I just cannot believe we are in this situation. I am so thankful that 1.) we caught it and 2.) the LC called when she had - had we waited until today (Thursday) for his ped appointment, it, well...it might have been too late. I cannot let myself go there. Or I will simply fall apart.
All I know is that right now, our little guy is safe, well-hydrated, and seems to be on the mend. The nursing staff is amazing and very kind, and we are anxious to get back to him tomorrow. (he's in isolation and we are not allowed to sleep over). He hasn't been cleared for some things yet, like MRSA, so we need to gown up before we go into his room - gown, mask, gloves, etc. It all feels so distant and scary.
But Scotty did open his eyes for several minutes while I was holding him, and he seems to perk up at the sound of my (and Brian's voice). When we couldn't hold him (earlier in the afternoon), we just sat there in the room talking, so he could hear our voices. Brian suggested that he tell him the story of how the Green Bay Packers came to be, and I agreed to play the part of Scotty (and ask potential questions he might have asked, if he had language skills). His little heart rate settled down while we were talking and I'd like to think he knew we were there.

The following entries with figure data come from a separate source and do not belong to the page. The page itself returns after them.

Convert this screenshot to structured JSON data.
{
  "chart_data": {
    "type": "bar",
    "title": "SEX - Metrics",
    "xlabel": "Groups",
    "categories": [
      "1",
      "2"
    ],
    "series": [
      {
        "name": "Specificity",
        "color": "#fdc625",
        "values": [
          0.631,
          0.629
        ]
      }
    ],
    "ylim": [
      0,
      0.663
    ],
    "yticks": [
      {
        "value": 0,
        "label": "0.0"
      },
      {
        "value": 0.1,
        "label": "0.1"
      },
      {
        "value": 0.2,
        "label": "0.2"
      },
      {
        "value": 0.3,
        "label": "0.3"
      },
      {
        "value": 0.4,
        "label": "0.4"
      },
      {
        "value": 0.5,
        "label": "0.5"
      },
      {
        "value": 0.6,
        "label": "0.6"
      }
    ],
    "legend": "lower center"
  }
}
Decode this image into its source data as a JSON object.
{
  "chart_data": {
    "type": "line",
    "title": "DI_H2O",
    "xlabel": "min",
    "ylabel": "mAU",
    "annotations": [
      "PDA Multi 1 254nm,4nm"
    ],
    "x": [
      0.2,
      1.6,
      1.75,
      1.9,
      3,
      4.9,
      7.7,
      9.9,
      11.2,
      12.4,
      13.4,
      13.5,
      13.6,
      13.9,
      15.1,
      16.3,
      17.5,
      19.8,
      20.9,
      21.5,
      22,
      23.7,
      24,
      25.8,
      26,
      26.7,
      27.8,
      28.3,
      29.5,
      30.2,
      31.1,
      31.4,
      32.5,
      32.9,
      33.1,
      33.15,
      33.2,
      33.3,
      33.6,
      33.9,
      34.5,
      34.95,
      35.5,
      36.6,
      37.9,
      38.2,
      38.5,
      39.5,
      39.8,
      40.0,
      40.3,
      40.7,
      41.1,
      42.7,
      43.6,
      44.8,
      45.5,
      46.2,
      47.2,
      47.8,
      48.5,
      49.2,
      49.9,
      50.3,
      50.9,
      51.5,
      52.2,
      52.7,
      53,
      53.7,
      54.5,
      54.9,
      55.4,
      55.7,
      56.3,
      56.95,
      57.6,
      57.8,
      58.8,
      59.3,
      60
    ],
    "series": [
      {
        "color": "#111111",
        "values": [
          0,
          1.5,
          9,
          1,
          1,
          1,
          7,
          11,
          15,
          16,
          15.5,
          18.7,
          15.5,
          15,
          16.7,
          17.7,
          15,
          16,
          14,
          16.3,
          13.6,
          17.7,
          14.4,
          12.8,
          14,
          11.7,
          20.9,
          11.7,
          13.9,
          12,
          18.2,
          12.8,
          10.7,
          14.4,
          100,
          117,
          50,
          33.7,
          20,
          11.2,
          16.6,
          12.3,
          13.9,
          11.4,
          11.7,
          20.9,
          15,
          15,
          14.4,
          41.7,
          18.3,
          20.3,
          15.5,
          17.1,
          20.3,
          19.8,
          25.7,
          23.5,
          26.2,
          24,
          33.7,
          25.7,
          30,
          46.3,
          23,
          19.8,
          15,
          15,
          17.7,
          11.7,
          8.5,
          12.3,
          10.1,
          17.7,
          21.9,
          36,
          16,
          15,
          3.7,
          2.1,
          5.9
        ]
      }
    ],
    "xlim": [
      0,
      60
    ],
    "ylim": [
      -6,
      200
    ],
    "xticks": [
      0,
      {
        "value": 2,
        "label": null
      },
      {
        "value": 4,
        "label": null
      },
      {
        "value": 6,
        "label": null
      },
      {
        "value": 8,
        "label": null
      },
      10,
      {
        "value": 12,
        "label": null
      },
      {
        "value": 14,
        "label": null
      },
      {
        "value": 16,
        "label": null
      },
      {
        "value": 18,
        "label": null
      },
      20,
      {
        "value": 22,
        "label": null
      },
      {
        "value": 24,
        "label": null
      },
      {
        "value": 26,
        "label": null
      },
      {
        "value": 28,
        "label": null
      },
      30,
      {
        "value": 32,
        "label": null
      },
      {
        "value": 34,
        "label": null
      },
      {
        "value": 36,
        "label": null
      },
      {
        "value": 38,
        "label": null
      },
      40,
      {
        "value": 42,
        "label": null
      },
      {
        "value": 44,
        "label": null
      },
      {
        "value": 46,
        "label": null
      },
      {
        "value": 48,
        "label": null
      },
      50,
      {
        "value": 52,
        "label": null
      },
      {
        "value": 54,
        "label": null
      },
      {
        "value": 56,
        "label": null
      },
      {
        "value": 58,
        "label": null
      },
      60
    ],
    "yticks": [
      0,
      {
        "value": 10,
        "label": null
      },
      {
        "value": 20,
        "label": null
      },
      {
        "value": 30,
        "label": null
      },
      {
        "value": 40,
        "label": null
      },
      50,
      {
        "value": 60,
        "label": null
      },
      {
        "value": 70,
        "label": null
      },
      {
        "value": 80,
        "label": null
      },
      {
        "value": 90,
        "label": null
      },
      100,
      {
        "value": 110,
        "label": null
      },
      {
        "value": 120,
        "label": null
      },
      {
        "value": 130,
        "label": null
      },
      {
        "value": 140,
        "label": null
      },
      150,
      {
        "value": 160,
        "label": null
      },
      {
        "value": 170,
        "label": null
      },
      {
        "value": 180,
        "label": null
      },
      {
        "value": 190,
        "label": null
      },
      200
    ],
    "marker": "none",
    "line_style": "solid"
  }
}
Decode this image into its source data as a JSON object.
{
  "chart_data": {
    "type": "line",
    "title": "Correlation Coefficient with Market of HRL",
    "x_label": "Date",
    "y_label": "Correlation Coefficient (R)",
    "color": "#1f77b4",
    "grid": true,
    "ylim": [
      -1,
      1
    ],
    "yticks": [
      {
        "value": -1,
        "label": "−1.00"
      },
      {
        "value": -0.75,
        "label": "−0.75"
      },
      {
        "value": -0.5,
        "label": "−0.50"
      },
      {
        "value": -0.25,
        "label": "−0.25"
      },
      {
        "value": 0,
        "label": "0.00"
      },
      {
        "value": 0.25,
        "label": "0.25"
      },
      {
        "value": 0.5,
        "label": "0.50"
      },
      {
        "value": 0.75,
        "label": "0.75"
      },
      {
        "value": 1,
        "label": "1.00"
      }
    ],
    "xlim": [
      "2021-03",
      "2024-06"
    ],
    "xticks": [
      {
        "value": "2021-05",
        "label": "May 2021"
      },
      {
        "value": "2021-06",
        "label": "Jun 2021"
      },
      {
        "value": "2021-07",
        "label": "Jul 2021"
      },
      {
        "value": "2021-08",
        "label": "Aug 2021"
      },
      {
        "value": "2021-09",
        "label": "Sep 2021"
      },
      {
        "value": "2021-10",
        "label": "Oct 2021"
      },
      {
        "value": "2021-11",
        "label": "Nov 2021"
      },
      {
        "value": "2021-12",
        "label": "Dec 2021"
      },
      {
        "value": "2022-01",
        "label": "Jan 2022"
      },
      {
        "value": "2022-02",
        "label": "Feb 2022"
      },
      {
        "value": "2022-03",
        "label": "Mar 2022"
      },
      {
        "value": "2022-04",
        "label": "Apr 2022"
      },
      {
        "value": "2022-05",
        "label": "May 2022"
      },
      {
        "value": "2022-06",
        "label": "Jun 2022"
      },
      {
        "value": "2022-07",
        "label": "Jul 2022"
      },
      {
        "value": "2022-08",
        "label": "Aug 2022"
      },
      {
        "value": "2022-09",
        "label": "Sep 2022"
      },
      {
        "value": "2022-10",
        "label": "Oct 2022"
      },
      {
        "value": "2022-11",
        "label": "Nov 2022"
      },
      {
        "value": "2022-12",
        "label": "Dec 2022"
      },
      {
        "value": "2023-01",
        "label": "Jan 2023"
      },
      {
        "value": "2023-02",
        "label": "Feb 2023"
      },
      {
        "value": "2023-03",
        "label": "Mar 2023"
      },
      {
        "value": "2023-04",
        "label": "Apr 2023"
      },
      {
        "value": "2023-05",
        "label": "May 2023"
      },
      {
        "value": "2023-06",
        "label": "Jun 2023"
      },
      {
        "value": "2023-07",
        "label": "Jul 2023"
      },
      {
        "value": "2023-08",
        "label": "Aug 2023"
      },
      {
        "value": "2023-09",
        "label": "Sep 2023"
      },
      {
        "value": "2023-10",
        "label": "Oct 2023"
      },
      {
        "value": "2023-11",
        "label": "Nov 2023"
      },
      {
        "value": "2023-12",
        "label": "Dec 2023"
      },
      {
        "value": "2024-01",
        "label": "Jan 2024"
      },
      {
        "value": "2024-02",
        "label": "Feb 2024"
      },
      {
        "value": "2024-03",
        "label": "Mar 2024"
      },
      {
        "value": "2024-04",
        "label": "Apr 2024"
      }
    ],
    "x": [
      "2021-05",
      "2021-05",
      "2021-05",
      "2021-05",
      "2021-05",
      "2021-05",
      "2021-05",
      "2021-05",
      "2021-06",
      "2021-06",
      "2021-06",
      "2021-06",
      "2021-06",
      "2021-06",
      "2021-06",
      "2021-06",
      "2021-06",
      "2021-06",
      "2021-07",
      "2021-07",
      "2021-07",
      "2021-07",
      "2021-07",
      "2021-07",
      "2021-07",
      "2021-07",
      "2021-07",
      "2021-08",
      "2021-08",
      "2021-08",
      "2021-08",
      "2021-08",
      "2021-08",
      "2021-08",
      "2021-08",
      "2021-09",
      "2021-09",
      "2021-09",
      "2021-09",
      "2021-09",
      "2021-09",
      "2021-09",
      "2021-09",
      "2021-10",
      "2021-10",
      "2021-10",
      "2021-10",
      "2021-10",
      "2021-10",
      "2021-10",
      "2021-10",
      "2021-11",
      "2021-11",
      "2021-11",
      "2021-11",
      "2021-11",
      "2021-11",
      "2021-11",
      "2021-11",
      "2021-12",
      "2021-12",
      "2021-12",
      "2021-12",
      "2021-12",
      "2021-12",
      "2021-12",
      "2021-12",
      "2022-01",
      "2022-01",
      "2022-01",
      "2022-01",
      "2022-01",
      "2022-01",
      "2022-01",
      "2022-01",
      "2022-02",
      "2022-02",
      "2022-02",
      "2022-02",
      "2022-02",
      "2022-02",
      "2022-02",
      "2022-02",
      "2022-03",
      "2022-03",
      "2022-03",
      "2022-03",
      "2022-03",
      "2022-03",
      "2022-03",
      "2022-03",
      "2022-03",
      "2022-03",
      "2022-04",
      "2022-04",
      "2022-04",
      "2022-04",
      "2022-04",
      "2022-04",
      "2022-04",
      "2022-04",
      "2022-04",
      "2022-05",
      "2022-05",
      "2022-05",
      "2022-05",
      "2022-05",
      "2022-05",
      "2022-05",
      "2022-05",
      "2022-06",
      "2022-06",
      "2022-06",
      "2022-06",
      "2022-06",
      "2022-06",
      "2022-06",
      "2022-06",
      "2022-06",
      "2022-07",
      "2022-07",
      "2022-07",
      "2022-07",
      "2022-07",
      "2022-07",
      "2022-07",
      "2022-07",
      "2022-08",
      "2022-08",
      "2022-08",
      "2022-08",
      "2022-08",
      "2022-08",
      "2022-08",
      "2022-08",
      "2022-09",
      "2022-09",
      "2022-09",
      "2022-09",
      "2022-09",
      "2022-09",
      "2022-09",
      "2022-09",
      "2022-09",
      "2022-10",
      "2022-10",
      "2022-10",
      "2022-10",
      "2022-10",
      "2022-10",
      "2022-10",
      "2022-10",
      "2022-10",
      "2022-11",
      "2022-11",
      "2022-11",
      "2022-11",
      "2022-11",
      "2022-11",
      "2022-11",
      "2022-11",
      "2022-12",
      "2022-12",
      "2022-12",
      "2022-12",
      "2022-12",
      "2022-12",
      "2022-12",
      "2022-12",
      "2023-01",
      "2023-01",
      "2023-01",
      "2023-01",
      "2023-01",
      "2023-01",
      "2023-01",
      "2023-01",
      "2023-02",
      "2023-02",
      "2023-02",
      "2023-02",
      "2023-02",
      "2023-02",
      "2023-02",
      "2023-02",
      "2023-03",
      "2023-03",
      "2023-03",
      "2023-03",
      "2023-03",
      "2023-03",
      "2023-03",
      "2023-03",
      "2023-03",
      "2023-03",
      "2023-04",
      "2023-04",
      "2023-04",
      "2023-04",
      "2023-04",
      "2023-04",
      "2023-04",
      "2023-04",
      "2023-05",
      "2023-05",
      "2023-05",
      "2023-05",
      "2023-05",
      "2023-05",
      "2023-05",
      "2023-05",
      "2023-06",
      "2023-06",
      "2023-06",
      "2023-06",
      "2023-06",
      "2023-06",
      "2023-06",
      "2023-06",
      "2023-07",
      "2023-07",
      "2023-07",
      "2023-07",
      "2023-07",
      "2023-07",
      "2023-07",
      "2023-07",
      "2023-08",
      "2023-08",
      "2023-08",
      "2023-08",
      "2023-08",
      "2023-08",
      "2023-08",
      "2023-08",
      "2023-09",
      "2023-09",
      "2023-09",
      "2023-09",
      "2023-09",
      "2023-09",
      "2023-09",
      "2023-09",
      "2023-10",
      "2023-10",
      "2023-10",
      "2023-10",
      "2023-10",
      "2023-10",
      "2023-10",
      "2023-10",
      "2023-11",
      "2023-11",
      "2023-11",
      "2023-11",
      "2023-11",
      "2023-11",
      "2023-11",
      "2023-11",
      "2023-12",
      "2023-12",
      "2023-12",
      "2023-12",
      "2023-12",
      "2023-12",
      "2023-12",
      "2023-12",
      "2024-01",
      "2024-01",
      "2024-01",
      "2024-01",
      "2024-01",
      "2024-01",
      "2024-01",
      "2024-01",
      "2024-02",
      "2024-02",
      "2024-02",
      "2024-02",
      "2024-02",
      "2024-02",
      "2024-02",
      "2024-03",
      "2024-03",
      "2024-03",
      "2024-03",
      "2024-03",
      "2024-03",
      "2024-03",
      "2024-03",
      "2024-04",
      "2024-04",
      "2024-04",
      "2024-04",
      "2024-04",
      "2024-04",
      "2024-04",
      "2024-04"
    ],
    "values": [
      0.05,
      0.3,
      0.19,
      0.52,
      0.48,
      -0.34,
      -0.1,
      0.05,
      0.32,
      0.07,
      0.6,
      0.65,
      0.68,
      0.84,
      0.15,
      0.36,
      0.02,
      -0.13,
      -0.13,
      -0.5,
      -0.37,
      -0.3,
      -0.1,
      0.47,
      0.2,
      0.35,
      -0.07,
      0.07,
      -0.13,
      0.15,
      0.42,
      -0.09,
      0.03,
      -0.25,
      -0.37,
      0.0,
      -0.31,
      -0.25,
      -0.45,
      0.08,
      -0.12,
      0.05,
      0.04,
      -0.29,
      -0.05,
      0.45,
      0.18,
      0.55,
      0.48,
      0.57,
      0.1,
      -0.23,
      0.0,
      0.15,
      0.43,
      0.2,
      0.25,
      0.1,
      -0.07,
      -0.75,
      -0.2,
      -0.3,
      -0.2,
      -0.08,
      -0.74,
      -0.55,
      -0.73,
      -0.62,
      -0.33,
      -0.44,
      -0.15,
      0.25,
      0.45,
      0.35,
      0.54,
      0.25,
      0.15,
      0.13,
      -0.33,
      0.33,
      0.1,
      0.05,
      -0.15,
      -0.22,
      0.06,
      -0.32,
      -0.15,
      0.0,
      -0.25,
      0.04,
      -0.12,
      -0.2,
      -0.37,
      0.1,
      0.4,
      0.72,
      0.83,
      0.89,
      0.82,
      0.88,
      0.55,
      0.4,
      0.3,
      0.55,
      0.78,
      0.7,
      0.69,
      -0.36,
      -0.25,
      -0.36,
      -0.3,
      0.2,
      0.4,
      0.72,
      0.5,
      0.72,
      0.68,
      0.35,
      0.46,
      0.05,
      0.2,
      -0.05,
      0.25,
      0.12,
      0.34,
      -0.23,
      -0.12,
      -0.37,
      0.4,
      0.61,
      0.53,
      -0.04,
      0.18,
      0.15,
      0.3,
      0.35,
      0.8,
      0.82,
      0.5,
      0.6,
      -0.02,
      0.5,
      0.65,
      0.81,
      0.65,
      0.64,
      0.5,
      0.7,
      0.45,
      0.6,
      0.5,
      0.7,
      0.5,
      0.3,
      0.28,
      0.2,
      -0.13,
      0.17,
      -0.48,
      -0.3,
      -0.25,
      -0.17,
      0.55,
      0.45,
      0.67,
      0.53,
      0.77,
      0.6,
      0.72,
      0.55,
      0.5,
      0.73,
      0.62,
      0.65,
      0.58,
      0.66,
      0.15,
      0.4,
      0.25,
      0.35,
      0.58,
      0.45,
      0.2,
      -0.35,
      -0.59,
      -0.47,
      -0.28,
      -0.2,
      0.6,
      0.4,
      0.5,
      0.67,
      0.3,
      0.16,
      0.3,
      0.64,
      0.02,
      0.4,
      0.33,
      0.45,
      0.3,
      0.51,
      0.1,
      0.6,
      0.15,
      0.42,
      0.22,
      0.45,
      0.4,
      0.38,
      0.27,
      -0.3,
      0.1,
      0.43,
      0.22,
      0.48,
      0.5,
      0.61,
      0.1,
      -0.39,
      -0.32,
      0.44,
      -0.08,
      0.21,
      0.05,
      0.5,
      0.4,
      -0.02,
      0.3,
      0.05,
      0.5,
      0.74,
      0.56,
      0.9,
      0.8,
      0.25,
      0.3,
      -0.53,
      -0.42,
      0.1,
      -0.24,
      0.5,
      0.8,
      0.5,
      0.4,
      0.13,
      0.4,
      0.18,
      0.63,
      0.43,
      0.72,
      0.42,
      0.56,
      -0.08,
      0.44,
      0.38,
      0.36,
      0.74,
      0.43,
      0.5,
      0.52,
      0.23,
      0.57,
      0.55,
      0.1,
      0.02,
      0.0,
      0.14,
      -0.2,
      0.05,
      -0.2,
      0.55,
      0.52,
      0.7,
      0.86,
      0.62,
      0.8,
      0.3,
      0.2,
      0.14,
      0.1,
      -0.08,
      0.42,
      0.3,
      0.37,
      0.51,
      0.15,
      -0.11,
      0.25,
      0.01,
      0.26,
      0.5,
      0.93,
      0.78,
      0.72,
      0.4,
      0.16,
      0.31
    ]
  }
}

We are hoping he continues to make great progress and will be home with us in the next several days. Again. both conditions are 100% treatable with no long-lasting affects. I'm not quite sure how I feel about breast feeding at this point, since I am absolutely shell-shocked, but we'll cross that bridge when we get there.
Big thanks to everyone who has sent us such lovely gifts over the last few days --- our house is literally brimming with flowers, cards, books, bears (Boschee bear! I love it), baby clothes, baby blankets, and my personal favorite, Lou Malnati's pizza (Krista, was that you???? It didn't come with a card). Thank you notes will be forthcoming, but please don't hold your breath. Think...September.
I'll try to keep everyone updated if you are interested. In return, please keep our little guy in your thougths and prayers.